Es war auch ein Ort, wo die Ergebnisse und Schlußfolgerungen aus dem Hungerstreik zu Diskussion standen. Wie ihr, die ihr im Hungerstreik verhaftet wurdet, das weiter bewertet, was sich real an Verhältnissen geändert hat, wie auch der Zuspruch und die Unterstützung in der Stadt ist zu Genossen und Genossinnen, die wegen einer militanten Aktion verhaftet wurden. Gleichzeitig - das lief alles parallel - gab es auch Überlegungen zu weiteren Vorstößen gegen die Haftbedingungen, z.B. die Besuchsgruppen als Versuch die verschiedenen, dem staatlichen Gefangenenprojekt gegenüber kritischen Personen, für eine reale Initiative zu gewinnen.
Ein weiterer Punkt kam hinzu. Diese Prozeßgruppe kam z.T. aus der Grünen-Bürobesetzung hervor und war auch ein Versuch an die Diskussionen von vor dem Streik mit den Erfahrungen dieser Mobilisierung anzuknüpfen, und für eine neue linksradikale Organisierung in Frankfurt zu nutzen.

: In Frankfurt und bundesweit. Das Prozeßinfo wurde bundesweit vertrieben, und so hatten wir die Mobilisierung zum Prozeß angelegt, die sich auch grundsätzlich gegen den „ Anti-Terror-Paragraphen“ 129a richtete. Damit sollte auch der Bezug gegen die anderen zu dieser Zeit laufenden Gerichtsprozesse hergestellt werden, sei es das erste große Verfahren gegen die PKK, nordirische Genossen und Genossinnen, und andere aus dem militanten Widerstand der BRD.

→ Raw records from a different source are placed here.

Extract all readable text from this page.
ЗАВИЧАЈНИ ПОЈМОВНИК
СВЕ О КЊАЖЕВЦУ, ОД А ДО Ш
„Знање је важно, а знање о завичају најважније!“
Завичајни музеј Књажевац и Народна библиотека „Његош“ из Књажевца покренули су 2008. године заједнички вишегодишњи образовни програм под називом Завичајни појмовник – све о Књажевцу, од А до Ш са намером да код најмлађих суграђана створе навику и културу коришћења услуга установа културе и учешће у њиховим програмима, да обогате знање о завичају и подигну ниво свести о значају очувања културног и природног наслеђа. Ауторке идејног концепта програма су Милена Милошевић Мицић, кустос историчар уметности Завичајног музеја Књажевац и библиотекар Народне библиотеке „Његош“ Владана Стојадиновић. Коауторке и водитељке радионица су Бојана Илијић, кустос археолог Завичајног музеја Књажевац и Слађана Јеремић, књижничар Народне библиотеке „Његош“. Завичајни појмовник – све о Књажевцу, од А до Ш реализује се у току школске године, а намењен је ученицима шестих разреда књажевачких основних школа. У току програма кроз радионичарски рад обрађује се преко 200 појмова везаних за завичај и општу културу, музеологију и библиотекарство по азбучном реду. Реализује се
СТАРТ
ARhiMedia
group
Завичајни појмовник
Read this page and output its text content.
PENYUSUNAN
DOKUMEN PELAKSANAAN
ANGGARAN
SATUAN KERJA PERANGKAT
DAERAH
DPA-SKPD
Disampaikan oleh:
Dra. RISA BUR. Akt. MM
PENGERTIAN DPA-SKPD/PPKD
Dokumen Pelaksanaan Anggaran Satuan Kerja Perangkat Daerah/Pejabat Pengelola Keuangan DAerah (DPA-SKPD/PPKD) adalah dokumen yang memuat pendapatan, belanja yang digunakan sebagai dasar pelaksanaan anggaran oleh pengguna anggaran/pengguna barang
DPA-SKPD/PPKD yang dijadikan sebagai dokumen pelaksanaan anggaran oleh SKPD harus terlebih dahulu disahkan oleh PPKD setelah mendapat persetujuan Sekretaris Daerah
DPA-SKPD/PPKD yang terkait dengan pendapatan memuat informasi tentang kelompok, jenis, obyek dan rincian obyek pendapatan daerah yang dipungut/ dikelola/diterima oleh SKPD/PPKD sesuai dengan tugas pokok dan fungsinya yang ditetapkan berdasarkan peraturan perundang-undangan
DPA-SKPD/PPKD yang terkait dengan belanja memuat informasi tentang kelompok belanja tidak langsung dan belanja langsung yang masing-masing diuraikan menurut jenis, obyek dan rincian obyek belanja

: Später schätzten wir eure Arbeit sehr, nachdem wir anfangs heftige Kritik an der Prozeßgruppe hatten, weil die Diskussion mit uns erst spät anfing. Wir warfen euch Objektverhältnis vor. Das andere war, daß wir zu dem Zeitpunkt noch an dieser Vorstellung gesellschaftlicher Breite festhielten und eher eine Art Bürgerinitiative zum Prozeß wünschten. Das hat sich dann sehr schnell geändert. Die Prozeßinfos waren für uns nach den zehn Monaten Knast die ersten Zeitungen, bei denen wir das Gefühl hatten, wir sind Teil der Diskussion. Wichtig fanden wir, daß es in den Ausgaben nicht nur um den Prozeß ging, sondern daß ihr da auch z.B. zum Golfkrieg oder Hungerstreik in Spanien Artikel brachtet. Es wurde vermittelt, woran Initiativen liefen und womit ihr euch auseinandergesetzt habt.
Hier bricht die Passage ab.